Big Data is currently used in circumstances such as determining which advertising video to display, evaluating which medical therapy could have the best efficacy for a given patient, or alerting operators to electrical grid components that need to be repaired. It’s particularly useful in situations where time is of the essence, whether in a boardroom or an operating room.
Where Does Big Data Go From Here?
Experts say there’s potential for more affordable services and products, more autonomous services, and ways to make life safer. In a world where household IoT sensors, personal computers, smartphones, and other devices are constantly monitoring consumers, there’s an avalanche of data ready for companies to turn into smart insights. Before those products even reach customers, the manufacturing process also provides massive amounts of data enabling companies to create greater efficiencies.
“Turnarounds become quicker, maintenance becomes more effective, productivity goes up, and all those things are clearly driven by the connectivity of devices in the field with what you have in your enterprise resource system and your maintenance system,” said Daryl Roberts, senior vice president and chief operations and engineering officer at DuPont.

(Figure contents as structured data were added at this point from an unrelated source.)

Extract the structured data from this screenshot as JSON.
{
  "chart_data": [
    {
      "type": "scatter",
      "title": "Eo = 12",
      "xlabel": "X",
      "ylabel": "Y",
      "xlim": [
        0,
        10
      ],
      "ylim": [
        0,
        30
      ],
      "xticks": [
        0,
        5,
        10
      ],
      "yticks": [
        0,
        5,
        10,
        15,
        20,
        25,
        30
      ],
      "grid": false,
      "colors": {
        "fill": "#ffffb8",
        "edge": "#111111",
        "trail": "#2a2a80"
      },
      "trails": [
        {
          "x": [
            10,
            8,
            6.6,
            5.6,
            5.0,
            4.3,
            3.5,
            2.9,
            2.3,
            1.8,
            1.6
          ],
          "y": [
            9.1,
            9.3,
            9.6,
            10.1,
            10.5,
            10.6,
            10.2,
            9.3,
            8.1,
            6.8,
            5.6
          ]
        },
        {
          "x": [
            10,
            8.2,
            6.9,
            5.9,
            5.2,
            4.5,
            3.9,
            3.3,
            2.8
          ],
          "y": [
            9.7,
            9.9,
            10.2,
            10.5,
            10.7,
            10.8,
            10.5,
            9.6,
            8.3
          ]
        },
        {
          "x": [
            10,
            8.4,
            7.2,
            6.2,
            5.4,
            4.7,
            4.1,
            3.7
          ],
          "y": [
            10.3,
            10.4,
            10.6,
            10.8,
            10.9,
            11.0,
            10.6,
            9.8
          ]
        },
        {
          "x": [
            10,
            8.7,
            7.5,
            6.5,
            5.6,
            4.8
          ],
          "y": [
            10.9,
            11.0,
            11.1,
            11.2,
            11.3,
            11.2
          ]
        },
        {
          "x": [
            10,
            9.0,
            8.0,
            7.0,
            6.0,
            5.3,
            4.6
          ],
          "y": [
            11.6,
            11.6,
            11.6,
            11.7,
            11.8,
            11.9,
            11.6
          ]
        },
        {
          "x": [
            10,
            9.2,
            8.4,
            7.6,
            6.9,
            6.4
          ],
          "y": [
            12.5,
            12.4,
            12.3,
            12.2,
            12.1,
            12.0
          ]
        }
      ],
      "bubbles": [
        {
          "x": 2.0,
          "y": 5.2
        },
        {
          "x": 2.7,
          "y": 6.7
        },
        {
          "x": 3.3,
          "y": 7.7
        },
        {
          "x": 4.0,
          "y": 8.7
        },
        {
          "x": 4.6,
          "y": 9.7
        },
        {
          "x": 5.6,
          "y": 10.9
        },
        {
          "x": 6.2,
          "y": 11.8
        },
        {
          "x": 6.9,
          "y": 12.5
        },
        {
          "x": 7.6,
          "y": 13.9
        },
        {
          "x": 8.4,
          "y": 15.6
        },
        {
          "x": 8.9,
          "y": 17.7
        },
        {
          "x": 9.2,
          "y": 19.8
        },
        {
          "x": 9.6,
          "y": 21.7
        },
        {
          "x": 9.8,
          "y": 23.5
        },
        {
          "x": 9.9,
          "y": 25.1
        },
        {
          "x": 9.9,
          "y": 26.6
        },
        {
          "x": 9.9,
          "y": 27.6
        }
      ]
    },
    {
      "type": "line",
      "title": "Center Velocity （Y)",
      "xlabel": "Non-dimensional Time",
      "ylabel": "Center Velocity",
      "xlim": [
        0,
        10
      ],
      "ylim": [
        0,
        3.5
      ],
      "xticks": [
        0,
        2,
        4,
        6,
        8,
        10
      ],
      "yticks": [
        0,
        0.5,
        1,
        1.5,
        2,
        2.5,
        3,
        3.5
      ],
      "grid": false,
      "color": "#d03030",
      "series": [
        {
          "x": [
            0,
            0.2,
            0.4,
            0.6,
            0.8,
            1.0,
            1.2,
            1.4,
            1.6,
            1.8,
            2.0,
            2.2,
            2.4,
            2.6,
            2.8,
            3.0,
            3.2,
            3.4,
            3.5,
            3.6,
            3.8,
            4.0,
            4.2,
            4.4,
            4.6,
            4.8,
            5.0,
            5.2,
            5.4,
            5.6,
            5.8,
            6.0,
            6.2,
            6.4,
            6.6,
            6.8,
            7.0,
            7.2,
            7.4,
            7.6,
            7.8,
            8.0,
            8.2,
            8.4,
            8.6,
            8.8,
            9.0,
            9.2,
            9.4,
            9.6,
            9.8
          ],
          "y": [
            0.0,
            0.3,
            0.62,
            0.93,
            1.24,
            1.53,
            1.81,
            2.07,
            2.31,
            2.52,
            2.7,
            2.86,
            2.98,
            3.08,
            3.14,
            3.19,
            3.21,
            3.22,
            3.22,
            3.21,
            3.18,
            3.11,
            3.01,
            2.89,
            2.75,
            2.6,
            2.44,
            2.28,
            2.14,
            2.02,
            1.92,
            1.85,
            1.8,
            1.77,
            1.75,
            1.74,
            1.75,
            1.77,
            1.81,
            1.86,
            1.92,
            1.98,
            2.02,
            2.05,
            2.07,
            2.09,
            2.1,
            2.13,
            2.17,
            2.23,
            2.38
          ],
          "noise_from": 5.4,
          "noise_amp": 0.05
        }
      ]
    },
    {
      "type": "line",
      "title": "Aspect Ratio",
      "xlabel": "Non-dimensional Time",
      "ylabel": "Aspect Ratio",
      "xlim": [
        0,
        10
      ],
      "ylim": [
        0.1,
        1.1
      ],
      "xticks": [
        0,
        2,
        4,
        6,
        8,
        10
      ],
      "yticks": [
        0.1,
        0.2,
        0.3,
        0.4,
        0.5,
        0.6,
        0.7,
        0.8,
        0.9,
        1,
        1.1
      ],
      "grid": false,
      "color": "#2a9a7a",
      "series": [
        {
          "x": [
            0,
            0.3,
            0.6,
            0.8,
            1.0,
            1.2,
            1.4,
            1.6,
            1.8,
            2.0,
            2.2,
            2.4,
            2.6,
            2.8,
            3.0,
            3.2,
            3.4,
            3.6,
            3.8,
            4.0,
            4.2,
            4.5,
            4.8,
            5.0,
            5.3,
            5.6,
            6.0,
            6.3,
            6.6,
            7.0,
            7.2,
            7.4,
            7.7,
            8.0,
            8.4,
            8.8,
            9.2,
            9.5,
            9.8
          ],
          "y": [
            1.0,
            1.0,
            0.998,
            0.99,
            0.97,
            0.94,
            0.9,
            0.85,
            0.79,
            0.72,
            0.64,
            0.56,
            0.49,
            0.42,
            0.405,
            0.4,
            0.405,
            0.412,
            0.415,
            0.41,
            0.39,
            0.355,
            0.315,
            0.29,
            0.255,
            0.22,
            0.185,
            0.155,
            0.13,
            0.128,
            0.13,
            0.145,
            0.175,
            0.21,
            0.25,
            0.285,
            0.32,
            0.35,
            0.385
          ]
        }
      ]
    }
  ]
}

Fountech’s Kairinos imagines a future where personal vehicles are unnecessary because AI and IoT within self-driving cars have become so efficient as to outpace human drivers’ safety records. Autonomous vehicles will be useful for myriad situations on and off highways, such as autonomous farming equipment, landscaping trimming, and drone usage for surveillance and other uses.
In general, the factors that make Big Data useful for businesses are consumer satisfaction, cost reduction, and safety, regardless of the industry being targeted.
Kairinos said that in the future, “artificial intelligence” will be as common a term as the internet is today: “Twenty years from now, we won’t be talking about AI. … It’ll just be weaved into how things are done.”